An assumption implicit in this model is that the history index function \(\gamma\) itself does not change over time, leading to a clear separation of time effects encoded in \(\beta_1\) and history effects encoded in \(\gamma\), thus decomposing the functional regression of Y on X into these two one-dimensional component functions.
Second step:
Once \(\gamma(\cdot)\) has been estimated, the model reduces to a varying coefficient model. Note that even if \(\gamma(\cdot)\) is assumed to be known, obtaining the predictors of the reduced varying coefficient model, that is, \(\int^\Delta_0 \gamma(u)X(t-u)du\) may not be straightforward, due to the sparsity of the measurements for the predictor process in the history window \([t−\Delta,t]\), which renders numerical integration infeasible.
They use functional estimation tools to develop a novel procedure for this step. Some existing methods including polynomial spline, smoothing spline and local polynomial smoothing may suffer in the case of sparse designs.
The key for their functional approach is to target the covariance structure of \(X\) and cross-covariance structure of \(X\) and \(Y\); estimates of these covariance surfaces behave well even under sparse designs.
In the literature on function data analysis, many studies have poured attention on predicting the mean response profiles based on repeated measures of functional predictors.
Even though they improve flexibility of regression to functional predictors, the complexity of estimation increases substantially:
Estimation of smooth functions in the additive model
Choice of basis functions and knots
Regularization
The complexity may cause a convergence issue, especially in sparse and irregular longitudinal data.
As an alternative, they propose a novel nonparametric approach with a kernel-weighted estimator.
The core idea of the kernel regression that prediction of the response variable over time is weighted to reflect the similarity of the history of the predictors.
Due to the inherent difficulty of longitudinal data, where observations are often measured irregularly at different time points among subjects, measurement-wise distances between subjects cannot be employed directly.
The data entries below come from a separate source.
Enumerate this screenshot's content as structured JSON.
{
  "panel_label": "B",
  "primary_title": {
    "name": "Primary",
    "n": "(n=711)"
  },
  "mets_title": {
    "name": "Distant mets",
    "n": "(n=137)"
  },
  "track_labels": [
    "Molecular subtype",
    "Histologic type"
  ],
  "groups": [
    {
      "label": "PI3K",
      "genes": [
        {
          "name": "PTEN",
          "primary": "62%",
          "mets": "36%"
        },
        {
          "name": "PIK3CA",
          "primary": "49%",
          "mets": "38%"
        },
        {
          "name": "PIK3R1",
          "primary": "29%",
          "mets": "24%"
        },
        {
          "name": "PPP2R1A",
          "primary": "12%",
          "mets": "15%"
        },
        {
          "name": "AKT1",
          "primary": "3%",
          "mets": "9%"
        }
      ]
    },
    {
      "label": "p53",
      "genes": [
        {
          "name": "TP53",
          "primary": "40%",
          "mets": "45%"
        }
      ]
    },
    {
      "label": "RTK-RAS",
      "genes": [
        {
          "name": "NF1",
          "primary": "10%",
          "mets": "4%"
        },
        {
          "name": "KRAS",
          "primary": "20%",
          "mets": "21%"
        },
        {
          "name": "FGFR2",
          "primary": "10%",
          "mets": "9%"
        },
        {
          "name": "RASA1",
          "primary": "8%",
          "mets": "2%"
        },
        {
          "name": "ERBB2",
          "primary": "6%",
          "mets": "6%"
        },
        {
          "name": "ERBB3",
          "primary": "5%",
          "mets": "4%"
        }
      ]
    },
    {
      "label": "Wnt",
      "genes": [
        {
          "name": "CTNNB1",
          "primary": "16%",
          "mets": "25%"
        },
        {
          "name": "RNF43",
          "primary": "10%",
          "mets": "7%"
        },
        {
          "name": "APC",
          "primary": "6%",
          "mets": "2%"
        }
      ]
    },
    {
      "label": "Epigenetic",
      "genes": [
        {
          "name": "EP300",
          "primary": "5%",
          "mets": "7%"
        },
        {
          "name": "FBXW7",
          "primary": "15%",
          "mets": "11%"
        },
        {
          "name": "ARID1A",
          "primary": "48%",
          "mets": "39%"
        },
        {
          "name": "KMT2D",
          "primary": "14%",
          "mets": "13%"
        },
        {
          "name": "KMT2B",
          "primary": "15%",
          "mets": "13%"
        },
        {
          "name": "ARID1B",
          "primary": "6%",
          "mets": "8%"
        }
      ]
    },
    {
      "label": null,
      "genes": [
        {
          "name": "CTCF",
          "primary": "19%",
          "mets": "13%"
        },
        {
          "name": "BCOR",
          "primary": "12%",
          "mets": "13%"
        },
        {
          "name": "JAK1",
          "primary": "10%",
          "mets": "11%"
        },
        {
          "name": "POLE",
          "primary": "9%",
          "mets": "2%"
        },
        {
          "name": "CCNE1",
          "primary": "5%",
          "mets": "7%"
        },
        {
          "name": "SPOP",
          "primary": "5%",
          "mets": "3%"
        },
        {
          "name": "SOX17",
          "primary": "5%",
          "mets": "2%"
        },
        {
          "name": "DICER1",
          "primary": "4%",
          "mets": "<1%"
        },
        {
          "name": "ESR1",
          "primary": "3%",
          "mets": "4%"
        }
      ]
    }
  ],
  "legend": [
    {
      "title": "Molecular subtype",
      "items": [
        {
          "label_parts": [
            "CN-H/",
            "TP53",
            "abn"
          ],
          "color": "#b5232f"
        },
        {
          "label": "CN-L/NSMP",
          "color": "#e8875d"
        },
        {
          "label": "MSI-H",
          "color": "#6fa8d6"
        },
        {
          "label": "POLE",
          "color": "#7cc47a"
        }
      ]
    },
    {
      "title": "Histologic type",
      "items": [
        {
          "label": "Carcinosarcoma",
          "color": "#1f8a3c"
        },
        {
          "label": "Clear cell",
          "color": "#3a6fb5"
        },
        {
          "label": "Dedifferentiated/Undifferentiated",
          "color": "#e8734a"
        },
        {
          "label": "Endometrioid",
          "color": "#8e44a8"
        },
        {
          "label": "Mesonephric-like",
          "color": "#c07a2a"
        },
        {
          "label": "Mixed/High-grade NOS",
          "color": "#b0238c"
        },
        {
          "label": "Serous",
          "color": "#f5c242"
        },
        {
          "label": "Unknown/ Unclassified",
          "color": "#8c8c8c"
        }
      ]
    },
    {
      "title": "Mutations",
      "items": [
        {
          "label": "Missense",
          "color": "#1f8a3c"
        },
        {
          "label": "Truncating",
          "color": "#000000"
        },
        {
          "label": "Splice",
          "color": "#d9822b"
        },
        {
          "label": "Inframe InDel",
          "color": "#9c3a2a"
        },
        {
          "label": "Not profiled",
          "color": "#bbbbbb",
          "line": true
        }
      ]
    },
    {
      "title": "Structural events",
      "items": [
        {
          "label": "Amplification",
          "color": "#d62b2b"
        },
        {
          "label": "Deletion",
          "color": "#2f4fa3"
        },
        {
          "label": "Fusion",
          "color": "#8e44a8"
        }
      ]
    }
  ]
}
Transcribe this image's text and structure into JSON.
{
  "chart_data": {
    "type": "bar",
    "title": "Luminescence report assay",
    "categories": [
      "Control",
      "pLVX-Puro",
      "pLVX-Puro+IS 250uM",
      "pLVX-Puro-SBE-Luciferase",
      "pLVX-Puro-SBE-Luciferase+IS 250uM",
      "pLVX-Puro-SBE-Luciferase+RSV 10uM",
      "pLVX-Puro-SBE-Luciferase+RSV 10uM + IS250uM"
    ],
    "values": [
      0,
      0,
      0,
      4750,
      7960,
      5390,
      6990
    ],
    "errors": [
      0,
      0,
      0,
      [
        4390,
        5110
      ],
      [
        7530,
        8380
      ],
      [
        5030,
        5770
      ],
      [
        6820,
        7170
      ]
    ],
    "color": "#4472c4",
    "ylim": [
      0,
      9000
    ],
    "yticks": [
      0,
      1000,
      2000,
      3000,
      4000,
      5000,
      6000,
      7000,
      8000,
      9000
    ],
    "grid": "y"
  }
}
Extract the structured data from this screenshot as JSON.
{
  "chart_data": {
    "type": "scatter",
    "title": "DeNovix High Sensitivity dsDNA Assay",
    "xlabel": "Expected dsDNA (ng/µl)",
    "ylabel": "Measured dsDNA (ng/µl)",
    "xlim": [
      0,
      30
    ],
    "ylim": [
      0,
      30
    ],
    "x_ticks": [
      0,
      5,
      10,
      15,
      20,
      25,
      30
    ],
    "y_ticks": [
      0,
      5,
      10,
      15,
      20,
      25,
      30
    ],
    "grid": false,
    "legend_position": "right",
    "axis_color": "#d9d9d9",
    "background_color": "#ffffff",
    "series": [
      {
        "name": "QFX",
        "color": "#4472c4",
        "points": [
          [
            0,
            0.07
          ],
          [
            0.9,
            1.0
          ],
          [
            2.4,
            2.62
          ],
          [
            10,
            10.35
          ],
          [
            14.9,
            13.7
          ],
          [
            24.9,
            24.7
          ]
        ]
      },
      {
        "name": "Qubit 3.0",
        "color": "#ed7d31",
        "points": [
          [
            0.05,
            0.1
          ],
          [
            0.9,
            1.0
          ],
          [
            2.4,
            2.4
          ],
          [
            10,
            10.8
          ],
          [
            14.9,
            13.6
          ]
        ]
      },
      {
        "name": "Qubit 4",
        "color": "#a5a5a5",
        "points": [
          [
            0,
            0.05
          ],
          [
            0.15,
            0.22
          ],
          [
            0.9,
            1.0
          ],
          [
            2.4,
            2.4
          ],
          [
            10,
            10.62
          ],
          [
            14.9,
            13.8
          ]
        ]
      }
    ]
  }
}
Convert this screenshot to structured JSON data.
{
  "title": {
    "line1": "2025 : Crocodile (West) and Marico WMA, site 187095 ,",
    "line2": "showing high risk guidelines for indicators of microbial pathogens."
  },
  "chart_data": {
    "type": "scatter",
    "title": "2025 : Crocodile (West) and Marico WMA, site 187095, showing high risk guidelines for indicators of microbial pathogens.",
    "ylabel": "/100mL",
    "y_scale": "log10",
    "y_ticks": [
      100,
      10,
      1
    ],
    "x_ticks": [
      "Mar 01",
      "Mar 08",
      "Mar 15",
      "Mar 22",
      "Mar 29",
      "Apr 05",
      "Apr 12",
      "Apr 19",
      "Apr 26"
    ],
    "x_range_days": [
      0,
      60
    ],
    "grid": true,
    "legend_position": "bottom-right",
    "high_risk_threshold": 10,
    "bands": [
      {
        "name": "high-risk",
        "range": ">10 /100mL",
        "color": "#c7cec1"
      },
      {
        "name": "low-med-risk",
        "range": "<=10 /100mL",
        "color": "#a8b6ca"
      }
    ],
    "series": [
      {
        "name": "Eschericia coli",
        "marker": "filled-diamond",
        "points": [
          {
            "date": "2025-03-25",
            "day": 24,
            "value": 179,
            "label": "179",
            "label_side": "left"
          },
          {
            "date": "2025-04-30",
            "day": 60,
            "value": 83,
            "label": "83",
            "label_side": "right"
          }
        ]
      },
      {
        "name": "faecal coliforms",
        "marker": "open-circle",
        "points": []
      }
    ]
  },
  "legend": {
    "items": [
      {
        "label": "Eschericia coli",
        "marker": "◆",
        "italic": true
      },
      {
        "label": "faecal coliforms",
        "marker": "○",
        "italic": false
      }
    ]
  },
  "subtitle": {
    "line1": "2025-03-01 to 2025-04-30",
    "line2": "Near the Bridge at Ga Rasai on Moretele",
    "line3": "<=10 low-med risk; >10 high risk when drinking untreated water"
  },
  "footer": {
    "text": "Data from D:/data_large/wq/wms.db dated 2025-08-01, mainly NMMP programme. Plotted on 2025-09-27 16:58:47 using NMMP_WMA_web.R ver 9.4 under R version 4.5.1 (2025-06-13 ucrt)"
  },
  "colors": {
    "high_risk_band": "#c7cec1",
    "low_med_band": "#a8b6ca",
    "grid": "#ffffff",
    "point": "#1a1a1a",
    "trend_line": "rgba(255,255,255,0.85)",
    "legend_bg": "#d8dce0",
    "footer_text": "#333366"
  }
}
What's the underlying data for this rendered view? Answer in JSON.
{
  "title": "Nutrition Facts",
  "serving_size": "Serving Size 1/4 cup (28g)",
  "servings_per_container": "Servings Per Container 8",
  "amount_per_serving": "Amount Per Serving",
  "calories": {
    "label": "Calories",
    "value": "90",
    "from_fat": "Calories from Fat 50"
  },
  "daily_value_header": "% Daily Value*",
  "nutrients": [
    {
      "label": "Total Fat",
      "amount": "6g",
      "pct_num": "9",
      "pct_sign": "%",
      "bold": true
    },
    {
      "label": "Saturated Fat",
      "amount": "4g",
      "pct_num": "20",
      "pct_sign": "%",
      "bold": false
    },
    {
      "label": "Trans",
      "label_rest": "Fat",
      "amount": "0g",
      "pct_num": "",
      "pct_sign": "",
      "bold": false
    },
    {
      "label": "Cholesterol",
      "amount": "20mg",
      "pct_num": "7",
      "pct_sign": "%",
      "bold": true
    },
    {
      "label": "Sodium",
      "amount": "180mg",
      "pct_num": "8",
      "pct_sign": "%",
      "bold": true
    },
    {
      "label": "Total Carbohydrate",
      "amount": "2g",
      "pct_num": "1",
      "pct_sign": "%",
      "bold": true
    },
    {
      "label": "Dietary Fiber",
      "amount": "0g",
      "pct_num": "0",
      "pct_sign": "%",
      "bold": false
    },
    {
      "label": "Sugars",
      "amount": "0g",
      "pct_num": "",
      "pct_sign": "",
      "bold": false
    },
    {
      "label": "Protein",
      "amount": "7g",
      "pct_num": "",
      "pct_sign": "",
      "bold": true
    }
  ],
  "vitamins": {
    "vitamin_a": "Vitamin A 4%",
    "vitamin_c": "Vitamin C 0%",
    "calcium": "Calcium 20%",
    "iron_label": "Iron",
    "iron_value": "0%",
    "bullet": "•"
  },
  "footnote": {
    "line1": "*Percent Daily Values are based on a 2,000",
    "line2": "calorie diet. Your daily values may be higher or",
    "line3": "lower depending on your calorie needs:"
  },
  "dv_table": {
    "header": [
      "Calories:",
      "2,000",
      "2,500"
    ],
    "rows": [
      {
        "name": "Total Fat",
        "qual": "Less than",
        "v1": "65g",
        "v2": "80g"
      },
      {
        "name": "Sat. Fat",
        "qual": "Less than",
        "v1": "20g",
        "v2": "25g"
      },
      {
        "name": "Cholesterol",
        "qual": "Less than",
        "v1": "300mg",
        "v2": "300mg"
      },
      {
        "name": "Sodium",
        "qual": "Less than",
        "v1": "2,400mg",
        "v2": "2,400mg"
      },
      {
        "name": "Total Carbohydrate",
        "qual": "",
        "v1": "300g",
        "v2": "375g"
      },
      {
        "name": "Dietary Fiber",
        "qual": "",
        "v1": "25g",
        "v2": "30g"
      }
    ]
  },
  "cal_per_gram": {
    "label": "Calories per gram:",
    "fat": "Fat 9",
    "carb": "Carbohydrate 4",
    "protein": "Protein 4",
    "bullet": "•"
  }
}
Instead, they adopt the \(L_2\) metric based on individual trajectories of predictors estimated by the functional principal component analysis to measure the similarity between histories of repeatedly measured predictors.
The methodology assumes that the more similar the predictors’ trajectories are to each other, the more likely their response trajectories travel in a similar fashion.
In order to deal with the curse of dimensionality in pure-nonparametric approaches caused by multiple predictors, they propose a multiplicative model with multivariate Gaussian kernel function.
This model is capable of achieving dimension reduction as well as selecting functional covariates with predictive significance.